New Year’s Resolutions can last for a week or they can form the habit of a lifetime.
By following a few key principles, you can set New Year’s Resolutions that can put you on the path to becoming an all-new you!
Here’s our guide to setting New Year’s Resolutions, and our suggestions for the best resolutions for bike riders!
New Year’s Resolutions: Make them SMART!
Good goals or resolutions are often defined by whether they fit the SMART criteria.
SMART Resolutions are far more realistic and achievable, and will last beyond January 14th! This is a guide to SMART:
Make sure your resolution relates to something specific and isn’t too broad.
For a resolution to be specific, ’I will be better at cycling’ is no good. What about cycling do you want to be better at? Better at going up hills? More confident at riding in traffic? Better on rooty trails? Pinpoint your focus.
Ideally, you want to make a resolution that can be quantified.
Don’t tell yourself you’ll ‘ride more’ in 2020. How about ‘I will ride at least three times a week’?
By putting a number on your promise, you have something to aim for, and can make yourself accountable.
Be realistic with yourself. Where are you now? Where could you be in 12 months, with a little effort?
As much as we have our full confidence in you, we don’t believe you’re ‘going to win the Tour de France in 2020’ (unless Chris Froome is reading this?). If you’re a racer, how about aiming to race twice per month in 2020 instead?
Maybe an obvious one – make sure your resolution relates to your hobbies (bikes!) or things you want to improve upon (riding bikes!).
Saying you want to learn to play football for Manchester Utd is a bit pointless if you’re not interested in football, for example!
Your resolutions should have some element of timeliness to ensure you stick to them.
If you say ‘I want to ride my favourite local trail 30 seconds faster’ you could aim to achieve that in three months or three years. Which will you aim for? When setting a time-period for your resolution, again, make it realistic.
Here are three of our favourite New Year Resolutions at Pro Bike Tool Towers. One of each of us has resolved to keep them in the last few years and they’ve worked, so try them for yourselves!
We tried to keep them SMART, and most importantly, realistic!
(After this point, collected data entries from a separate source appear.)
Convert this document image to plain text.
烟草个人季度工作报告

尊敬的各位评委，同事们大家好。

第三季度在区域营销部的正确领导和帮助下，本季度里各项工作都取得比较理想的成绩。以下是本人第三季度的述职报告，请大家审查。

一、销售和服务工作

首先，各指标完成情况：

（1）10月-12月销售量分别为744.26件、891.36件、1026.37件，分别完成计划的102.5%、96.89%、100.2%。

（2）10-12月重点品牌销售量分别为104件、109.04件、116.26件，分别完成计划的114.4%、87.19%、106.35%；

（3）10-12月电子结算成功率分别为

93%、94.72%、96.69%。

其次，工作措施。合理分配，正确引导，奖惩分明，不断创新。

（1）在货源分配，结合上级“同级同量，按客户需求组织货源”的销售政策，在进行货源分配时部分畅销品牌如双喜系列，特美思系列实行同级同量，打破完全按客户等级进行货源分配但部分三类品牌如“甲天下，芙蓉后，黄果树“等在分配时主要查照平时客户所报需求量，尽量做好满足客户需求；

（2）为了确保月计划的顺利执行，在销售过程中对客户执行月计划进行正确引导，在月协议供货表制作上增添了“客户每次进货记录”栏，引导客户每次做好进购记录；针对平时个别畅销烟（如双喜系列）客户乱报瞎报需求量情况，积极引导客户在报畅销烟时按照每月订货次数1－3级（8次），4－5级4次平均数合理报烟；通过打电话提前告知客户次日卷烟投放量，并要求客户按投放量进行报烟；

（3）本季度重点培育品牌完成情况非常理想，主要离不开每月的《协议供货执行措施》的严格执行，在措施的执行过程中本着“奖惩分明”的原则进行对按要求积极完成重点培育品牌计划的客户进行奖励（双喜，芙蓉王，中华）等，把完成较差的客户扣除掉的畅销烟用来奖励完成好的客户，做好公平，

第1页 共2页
Chris (Founder, Co-Director)
Never ride with a dirty chain
Ideally, I’d clean my bike and fully degrease the drivetrain after every ride.
But we all know that when you get in from a rain and wind-soaked ride, are freezing cold and covered in muck, all you want is coffee, cake, shower, and maybe more cake.
I made a more realistic resolution than fully cleaning my bike after every ride. Instead, I promised myself never to ride with a dirty chain. You can give your chain a wipe down and re-lube in less than a couple of minutes, and I made it easier for myself by keeping some basic equipment (rag, de-greaser, lube) next to where I store my bikes. I then perform a full clean of the bike every weekend.
Ideally, you can spare a few minutes after every ride to get the filth off your chain and help keep things running smooth. If you’re really cold, tired, or rushed, having all the equipment stored by your bike means that you can quickly do it before you head out for your next ride.
Jim (Content and Marketing Manager)
Do my core workout twice per week
Signing up to a gym is a common New Year’s Resolution. However, given I was already spending over 14 hours per week on the bike and of course have family and work duties, spending a further 3-4 hours in the gym every week just wasn’t going to happen.
Instead, I committed to 30 minutes per week of just focussing on the key part of your body for cycling (other than your legs!) – your core. Having a strong core can fend off injury, make you more comfortable on your bike, and make you ride faster!
Check out my favourite 15-minute core workout here. This can be performed in your living room with no equipment, making it easy to fit in before or after work.
I started doing this workout in January 2018, and it’s now part of my weekly routine. I started feeling better for it within weeks – give it a go!
Always use torque when working on my bike
No more corner-cutting in my bike maintenance. When you’re in a rush or distracted when working on your bike, it can be easy to just tighten up your bolts as much as you feel appropriate. If you’re stronger than you think or you have a particularly brittle carbon component, you can damage the material so easily.
I actually cracked a stem when I started working on my own bike because I tightened it ‘just one more turn’ to make sure it was secure…. And of course, I wasn’t using a torque wrench that would have told me I’d already tightened it enough.
A torque wrench will ensure you only tighten bolts to the manufacturer’s recommended force, meaning you’ll not damage components and cause yourself a lot of anger and sadness!